Improving Customer Service: A Role Model If You’re Already Good


You may be the leader in your industry, already well known for delivering top customer service. You may be experiencing the meaning of the truism, “It’s lonely at the top.” When your company looks around for a role model, for inspiration to go even further, to whom can it turn? One solution is to look to the leaders of other industries, to analyze their philosophy and assay what it is that has made them successful.

One such industry leader is Nordstrom, the company that grown from one downtown Seattle shoe store into a nationwide fashion specialty chain with renowned services, generous size ranges, and an outstanding selection of apparel, shoes, and accessories for the entire family.

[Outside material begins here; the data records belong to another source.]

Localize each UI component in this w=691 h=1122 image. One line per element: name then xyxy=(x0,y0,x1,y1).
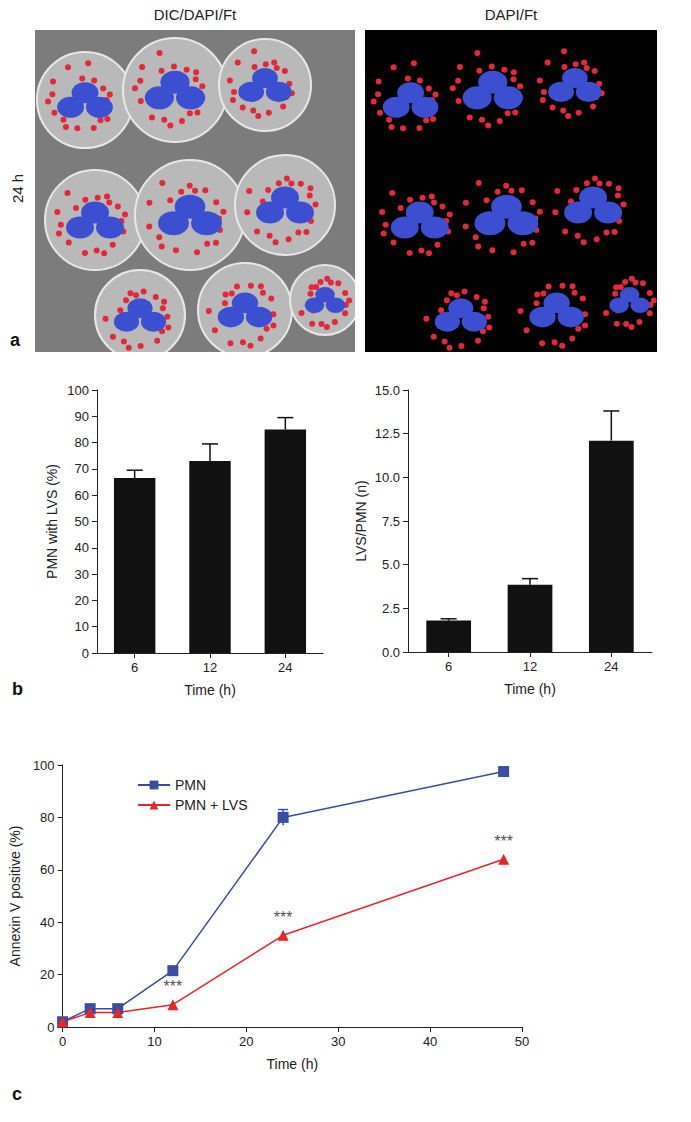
html-text:24 h: 24 h xyxy=(8,173,26,204)
svg-text:PMN: PMN xyxy=(175,777,206,793)
svg-text:24: 24 xyxy=(604,659,618,674)
svg-text:5.0: 5.0 xyxy=(382,557,400,572)
svg-text:b: b xyxy=(12,679,23,699)
html-text:DIC/DAPI/Ft: DIC/DAPI/Ft xyxy=(153,6,237,23)
svg-text:100: 100 xyxy=(33,758,55,773)
svg-text:60: 60 xyxy=(40,862,54,877)
svg-text:24: 24 xyxy=(278,660,292,675)
svg-text:***: *** xyxy=(274,909,293,926)
svg-text:Time (h): Time (h) xyxy=(504,681,556,697)
svg-text:0: 0 xyxy=(47,1020,54,1035)
html-text:DAPI/Ft: DAPI/Ft xyxy=(484,6,538,23)
svg-text:PMN with LVS (%): PMN with LVS (%) xyxy=(44,464,60,579)
svg-text:40: 40 xyxy=(75,540,89,555)
svg-text:PMN + LVS: PMN + LVS xyxy=(175,797,248,813)
svg-text:40: 40 xyxy=(40,915,54,930)
svg-text:10: 10 xyxy=(147,1034,161,1049)
html-text:a: a xyxy=(10,330,20,350)
svg-text:7.5: 7.5 xyxy=(382,514,400,529)
svg-text:40: 40 xyxy=(423,1034,437,1049)
svg-text:***: *** xyxy=(494,833,513,850)
svg-text:100: 100 xyxy=(67,383,89,398)
svg-text:20: 20 xyxy=(239,1034,253,1049)
svg-text:20: 20 xyxy=(40,967,54,982)
svg-text:0.0: 0.0 xyxy=(382,645,400,660)
svg-text:12: 12 xyxy=(203,660,217,675)
svg-text:0: 0 xyxy=(59,1034,66,1049)
svg-text:10: 10 xyxy=(75,619,89,634)
svg-text:20: 20 xyxy=(75,593,89,608)
svg-text:15.0: 15.0 xyxy=(375,383,400,398)
svg-text:12.5: 12.5 xyxy=(375,426,400,441)
svg-text:10.0: 10.0 xyxy=(375,470,400,485)
svg-text:12: 12 xyxy=(523,659,537,674)
svg-text:2.5: 2.5 xyxy=(382,601,400,616)
svg-text:60: 60 xyxy=(75,488,89,503)
svg-text:6: 6 xyxy=(445,659,452,674)
svg-text:Time (h): Time (h) xyxy=(266,1056,318,1072)
svg-text:50: 50 xyxy=(75,514,89,529)
svg-text:80: 80 xyxy=(75,435,89,450)
svg-text:30: 30 xyxy=(331,1034,345,1049)
svg-text:***: *** xyxy=(164,978,183,995)
svg-text:Annexin V positive (%): Annexin V positive (%) xyxy=(7,826,23,967)
svg-text:50: 50 xyxy=(515,1034,529,1049)
svg-text:c: c xyxy=(12,1084,22,1104)
svg-text:90: 90 xyxy=(75,409,89,424)
svg-text:30: 30 xyxy=(75,567,89,582)
svg-text:80: 80 xyxy=(40,810,54,825)
svg-text:70: 70 xyxy=(75,461,89,476)
svg-text:Time (h): Time (h) xyxy=(184,682,236,698)
svg-text:LVS/PMN (n): LVS/PMN (n) xyxy=(353,480,369,561)
svg-text:6: 6 xyxy=(131,660,138,675)
svg-text:0: 0 xyxy=(82,646,89,661)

According to its website, the company’s philosophy has remained unchanged for more than 100 years since its establishment by John W. Nordstrom in 1901: offer the customer the best possible service, selection, quality and value. Maybe that’s why Nordstrom has been the subject of intense interest by others in the retail industry and beyond.

In fact, authors Robert Spector and Patrick McCarthy have written a national bestseller entitled, The Nordstrom Way: The Inside Story of America’s #1 Customer Service Company (New York: Wiley & Sons, 1995). McCarthy enjoyed a successful career as one of Nordstrom’s outstanding salespersons. Consider this series of summary statements from Spector and McCarthy’s book, followed in each case by comments. Perhaps you will be pleasantly surprised.

  • Nordstrom’s best people will do virtually everything possible to ensure that a shopper leaves the store a satisfied customer. This is what great customer service means. Remember what Zig Ziglar says: “It’s your attitude more than your aptitude that determines your altitude.” Of course, this attitude of “Whatever it takes” applies to your internal customers just as much as to your external clients.
  • Motivated employees perform “heroics”–acts of outstanding customer service, which are part of the Nordstrom technique. Encourage people to report the heroics they witness their coworkers do. These heroics can come in all shapes and sizes: from going out of your way to locate a product, to making unheard-of deliveries, to responding kindly and delivering satisfaction when a customer is extremely upset–whatever it takes for our client to say, “Wow! They beat my expectations, and my expectations were already high!”
  • Employees are instructed to always make a decision that favors the customer before the company. They are never criticized for doing too much for a customer; they are criticized for doing too little. Your performance is always measured by what you can or cannot deliver to your customers. Like Nordstrom, you must regard their needs ahead of your own interests.
  • Nordstrom would rather hire nice people and teach them to sell, than hire salespeople and teach them to be nice. Nordstrom, it is said, “hires the smile and trains the skill.” I’ve heard an almost identical statement from my company’s managers discussing their hiring practices. Especially is this true in the customer-facing departments, like sales, customer service, and shipping.
  • If you treat customers like royalty and let them know that you will take care of them, they usually come back to you. It’s always easier and more economical to retain a customer than it is to find a new one. Invest time and attention on the customers you have already to ensure that they will be loyal to you even when a competitor undercuts your price. They will know it’s an apples to passion fruit comparison.
  • When customers enter a department, salespeople always make sure they are acknowledged. They are relaxed and unhurried in order to help the customer feel the same way. Here you sometimes have to learn to walk a fine line. Yet the principle holds true that if your employees seem frantic, the customer will pick up that same attitude. They must learn to exude a calm confidence, even when their extremely busy or pressed to meet a tough deadline.
  • Keeping current good workers with the company is just as important as attracting new ones. What is the average tenure of your employees? Six months? Four years? Twelve years, or more? Just listen to what people again and again say at their retirement party: At our company, they say, “I’ve worked here for X number of years, and I want to tell you new people: This is a great company to work for. I’ve always felt like I was treated as family here at the company.”
  • The underlying Nordstrom culture and philosophy is not difficult to pass on to the next generation because it’s simple: Give great customer service. “Customer Focus” has to be one of the core values of your company; you can’t just give it lip-service. It must be foundational to what you are and do.

Search out leaders in other industries and discover their customer service philosophy. You will find inspiration for yourself and your employees to deliver top service and products, resulting in excellent customer retention, lengthened employee tenure, and an improved bottom line.